In most cases, people experiencing decompensation in schizophrenia do well with the reintroduction of medication. Antipsychotics play an important role in preventing psychosis and helping a person reduce their symptoms.

Psychological therapies, such as family counseling and cognitive behavioral therapy (CBT), can also help with reducing the symptoms of decompensation in schizophrenia.

Caregivers and people living with schizophrenia will likely benefit from taking steps to prevent relapses and a return of symptoms. According to a 2021 systematic review, factors that can help with preventing relapse include:

  • CBT
  • family interventions, such as therapy
  • family psychoeducation

Continuing medication also plays an important role in preventing the symptoms of schizophrenia from returning.

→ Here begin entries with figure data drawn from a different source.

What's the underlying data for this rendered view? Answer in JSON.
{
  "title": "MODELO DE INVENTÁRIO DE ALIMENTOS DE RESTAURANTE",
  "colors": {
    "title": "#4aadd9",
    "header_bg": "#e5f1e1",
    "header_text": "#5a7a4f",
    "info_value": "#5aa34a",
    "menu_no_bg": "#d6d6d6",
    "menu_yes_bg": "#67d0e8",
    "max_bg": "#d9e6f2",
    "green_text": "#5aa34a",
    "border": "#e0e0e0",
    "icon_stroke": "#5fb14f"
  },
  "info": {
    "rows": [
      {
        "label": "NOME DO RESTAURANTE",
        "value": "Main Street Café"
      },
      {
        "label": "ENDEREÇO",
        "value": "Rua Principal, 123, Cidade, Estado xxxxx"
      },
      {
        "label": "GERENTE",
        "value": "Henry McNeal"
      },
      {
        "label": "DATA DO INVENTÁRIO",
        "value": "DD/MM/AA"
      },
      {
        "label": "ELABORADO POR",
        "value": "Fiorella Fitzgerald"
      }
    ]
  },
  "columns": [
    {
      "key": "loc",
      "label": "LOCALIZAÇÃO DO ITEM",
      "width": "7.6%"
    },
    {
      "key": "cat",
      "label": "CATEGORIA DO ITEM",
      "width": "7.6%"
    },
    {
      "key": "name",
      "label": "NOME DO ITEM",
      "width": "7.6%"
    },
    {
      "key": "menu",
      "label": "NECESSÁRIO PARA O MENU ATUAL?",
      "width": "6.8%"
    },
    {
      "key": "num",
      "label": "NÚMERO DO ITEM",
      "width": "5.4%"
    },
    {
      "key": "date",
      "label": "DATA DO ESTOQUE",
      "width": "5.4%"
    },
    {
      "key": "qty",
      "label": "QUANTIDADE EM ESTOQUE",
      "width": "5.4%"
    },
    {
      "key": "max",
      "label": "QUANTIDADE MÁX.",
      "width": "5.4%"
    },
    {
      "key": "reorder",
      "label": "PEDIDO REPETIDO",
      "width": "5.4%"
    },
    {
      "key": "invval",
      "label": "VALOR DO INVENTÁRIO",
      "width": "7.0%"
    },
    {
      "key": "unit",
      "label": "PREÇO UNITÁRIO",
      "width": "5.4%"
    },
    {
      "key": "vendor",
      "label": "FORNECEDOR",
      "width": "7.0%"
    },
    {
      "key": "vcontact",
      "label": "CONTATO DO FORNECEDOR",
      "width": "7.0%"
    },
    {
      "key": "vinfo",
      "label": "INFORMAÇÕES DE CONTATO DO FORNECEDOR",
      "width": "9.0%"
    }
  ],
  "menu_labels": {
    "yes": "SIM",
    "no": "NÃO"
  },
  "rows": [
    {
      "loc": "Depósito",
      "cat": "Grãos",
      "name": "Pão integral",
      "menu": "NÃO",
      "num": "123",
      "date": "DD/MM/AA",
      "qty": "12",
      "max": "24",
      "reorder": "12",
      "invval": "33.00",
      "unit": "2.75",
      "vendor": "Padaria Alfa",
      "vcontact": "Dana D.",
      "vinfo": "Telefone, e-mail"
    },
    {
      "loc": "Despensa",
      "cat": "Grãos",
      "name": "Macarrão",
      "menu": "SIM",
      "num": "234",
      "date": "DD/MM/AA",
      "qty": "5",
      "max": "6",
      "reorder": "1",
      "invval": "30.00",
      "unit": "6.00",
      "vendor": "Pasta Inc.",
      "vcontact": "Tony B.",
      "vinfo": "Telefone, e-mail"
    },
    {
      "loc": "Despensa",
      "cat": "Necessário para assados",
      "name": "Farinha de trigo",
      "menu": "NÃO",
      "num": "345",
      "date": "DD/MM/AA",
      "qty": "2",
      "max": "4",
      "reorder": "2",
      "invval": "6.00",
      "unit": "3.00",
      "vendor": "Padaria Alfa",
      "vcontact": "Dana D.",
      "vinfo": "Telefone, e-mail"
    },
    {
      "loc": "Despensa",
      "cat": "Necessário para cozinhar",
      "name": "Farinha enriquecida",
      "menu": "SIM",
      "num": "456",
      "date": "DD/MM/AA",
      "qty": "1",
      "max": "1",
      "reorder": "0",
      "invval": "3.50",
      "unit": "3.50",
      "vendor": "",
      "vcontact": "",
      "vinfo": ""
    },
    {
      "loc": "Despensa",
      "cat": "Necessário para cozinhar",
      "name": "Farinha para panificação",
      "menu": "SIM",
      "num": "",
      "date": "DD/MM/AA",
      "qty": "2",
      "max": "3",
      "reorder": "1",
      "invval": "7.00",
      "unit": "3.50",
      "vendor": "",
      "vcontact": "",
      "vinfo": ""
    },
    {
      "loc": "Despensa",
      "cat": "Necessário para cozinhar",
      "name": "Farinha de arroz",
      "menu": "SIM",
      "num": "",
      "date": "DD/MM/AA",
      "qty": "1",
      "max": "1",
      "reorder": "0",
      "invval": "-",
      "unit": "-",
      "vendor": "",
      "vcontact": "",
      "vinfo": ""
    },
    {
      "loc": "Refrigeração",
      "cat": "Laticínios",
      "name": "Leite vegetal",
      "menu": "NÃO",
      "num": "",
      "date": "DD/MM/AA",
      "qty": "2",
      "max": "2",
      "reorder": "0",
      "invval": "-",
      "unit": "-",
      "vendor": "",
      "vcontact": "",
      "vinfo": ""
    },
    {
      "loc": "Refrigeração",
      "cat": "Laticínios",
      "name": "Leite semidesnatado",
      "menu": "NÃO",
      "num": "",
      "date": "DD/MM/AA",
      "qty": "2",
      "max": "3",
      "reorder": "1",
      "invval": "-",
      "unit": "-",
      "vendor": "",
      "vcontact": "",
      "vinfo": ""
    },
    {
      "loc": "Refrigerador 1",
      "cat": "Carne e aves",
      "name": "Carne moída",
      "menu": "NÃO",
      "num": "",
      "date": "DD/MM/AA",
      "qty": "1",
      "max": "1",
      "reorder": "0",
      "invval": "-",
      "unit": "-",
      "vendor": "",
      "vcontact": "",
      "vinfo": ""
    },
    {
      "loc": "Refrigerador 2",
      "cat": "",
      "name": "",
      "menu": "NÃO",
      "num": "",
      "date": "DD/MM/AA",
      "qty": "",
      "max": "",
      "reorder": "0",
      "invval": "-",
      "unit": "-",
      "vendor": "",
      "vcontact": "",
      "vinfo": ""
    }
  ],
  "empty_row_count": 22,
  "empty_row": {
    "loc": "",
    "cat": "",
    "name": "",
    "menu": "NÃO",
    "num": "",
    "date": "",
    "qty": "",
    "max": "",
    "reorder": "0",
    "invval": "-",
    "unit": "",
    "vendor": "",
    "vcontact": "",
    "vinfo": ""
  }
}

Read more about treatment for schizophrenia.

The following provides some answers to frequently asked questions about schizophrenia.

What is the last stage of schizophrenia?

The last stage of schizophrenia is the third stage, known as the residual phase. A person at this stage does not present with positive symptoms — such as delusions — and symptoms tend to be less severe than in the active stage.

It generally has an association with negative symptoms, such as low energy or depressed mood. However, it is important to note that the Diagnostic and Statistical Manual, Fifth Edition, Text Revision no longer recognizes it as a phase for diagnosing purposes.

What is the life expectancy of a person with schizophrenia?

Evidence suggests that schizophrenia can reduce a person’s lifespan by about 15–20 years.

Decompensation in schizophrenia is an acute worsening of symptoms associated with the condition. It generally requires treatment with medication and psychotherapy to help a person reduce their symptoms.

A person can help prevent a relapse of symptoms through adherence to medications, family or caregiver counseling and education, and CBT.